— Какой ты милый! Я, пожалуй, здесь подожду.
— Ясное дело, подождешь.
Однако когда рыцарь вышел, то запер за собой дверь тяжелым железным ключом. «Дом Купца» был известен своими замками. Надежный, как темница, горько подумал карлик, но здесь, по крайней мере, есть окна.
Тирион знал, что его шансы освободиться из цепей ничтожны, но чувствовал себя обязанным хотя бы попробовать. Все попытки просунуть кисти сквозь наручники привели только к тому, что он содрал еще больше кожи, и его запястья стали скользкими от крови, а все дерганья и извивания не помогли вытащить железное кольцо из стены.
Да и черт с ним, подумал он, откинувшись назад, насколько позволили ему цепи. Ноги тут же начало сводить судорогой. Ночь обещала быть дьявольски неприятной. И наверняка это только первая из многих.
Помещение было душным, поэтому рыцарь открыл ставни, чтобы создать сквознячок. Комнатушке, теснившейся в углу здания под карнизом, повезло с наличием двух окон. Одно смотрело на Длинный Мост и окруженное черными стенами сердце Старого Волантиса за рекой. Другое выходило прямо на площадь. Рыбную Площадь, как назвал ее Мормонт. Несмотря на тугие цепи, Тирион обнаружил, что может выглянуть наружу, отклонившись в сторону и перенеся вес на железное кольцо. Не так высоко падать, как из небесных камер Лизы Аррен, но достаточно, чтобы убиться насмерть. Возможно, если бы я как следует напился…
Даже в этот час площадь была заполнена людьми — моряки буянили, шлюхи высматривали клиентов, торговцы улаживали свои дела. Пробежала красная жрица, сопровождаемая дюжиной последователей с факелами, полы их одеяний хлестали по лодыжкам. Возле таверны неподалеку вели сражение игроки в кайвассу. У их столика стоял раб, держа над доской фонарь. Тирион услышал пение женщины. Слова были странными, а мелодия нежной и печальной. Если бы я знал, о чем она поет, то мог бы и заплакать. Неподалеку собралась толпа вокруг пары жонглеров, перебрасывающих друг другу пылающие факелы.
Вскоре вернулся его похититель, неся две большие кружки с элем и жареную утку. Он захлопнул за собой дверь, разорвал утку надвое и бросил половину Тириону. Тот хотел поймать ее на лету, но недостаточная длина цепи не позволила ему поднять руки.
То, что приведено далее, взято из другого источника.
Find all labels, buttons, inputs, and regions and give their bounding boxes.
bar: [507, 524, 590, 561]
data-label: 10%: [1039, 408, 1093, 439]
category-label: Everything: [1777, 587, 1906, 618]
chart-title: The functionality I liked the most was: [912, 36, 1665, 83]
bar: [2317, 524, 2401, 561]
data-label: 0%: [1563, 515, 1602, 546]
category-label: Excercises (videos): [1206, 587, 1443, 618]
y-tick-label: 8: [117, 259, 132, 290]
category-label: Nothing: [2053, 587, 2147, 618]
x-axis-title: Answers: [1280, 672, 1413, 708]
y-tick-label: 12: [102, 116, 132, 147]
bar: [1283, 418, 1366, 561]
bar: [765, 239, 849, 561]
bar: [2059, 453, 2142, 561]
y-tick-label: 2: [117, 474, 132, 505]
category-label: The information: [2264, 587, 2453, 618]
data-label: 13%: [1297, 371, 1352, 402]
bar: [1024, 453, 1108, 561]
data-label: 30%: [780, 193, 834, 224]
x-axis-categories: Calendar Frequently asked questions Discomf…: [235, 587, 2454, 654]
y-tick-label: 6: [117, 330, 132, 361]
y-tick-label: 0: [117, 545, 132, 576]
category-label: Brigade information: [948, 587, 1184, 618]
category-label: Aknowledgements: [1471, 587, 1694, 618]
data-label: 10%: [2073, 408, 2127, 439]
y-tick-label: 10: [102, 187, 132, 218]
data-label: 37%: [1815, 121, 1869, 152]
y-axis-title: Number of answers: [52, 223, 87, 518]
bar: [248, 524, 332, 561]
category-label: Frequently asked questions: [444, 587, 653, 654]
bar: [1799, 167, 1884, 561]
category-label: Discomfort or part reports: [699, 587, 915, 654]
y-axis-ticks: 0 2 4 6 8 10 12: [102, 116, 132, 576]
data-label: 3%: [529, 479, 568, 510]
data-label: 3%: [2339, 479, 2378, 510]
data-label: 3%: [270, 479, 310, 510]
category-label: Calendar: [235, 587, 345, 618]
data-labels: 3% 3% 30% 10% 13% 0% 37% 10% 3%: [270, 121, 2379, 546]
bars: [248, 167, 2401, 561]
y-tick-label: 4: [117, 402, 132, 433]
Из-за этого птица, горячая и жирная, угодила ему в висок и соскользнула вниз по лицу. Ему пришлось опуститься на корточки и тянуться за ней, звеня оковами. Он достал утку только с третьей попытки и радостно впился в нее зубами:
— Глоточек эля, чтоб все это протолкнуть?
Мормонт вручил ему кружку:
— Почти все в Волантисе надрались, отчего же тебе нельзя?
Эль тоже оказался чудесным, с фруктовым вкусом. Тирион сделал здоровенный глоток и довольно рыгнул. Кружка была оловянной, и очень тяжелой. Опустошу ее, да и брошу ему в голову, подумал он. Если повезет — она проломит ему башку. А если очень повезет, то я промахнусь, и он забьет меня насмерть этими кулачищами. Он сделал еще один большой глоток:
— Ну, и что у нас за праздник?
— Третий день их выборов. Обычно занимает десять. Десять дней безумия: факельные шествия, ораторы и шуты, менестрели и танцоры. Бандиты сражаются на смертельных дуэлях в честь своих кандидатов, а на боках слонов малюют имена триархов-претендентов. Те жонглеры внизу выступают в поддержку Мезисо.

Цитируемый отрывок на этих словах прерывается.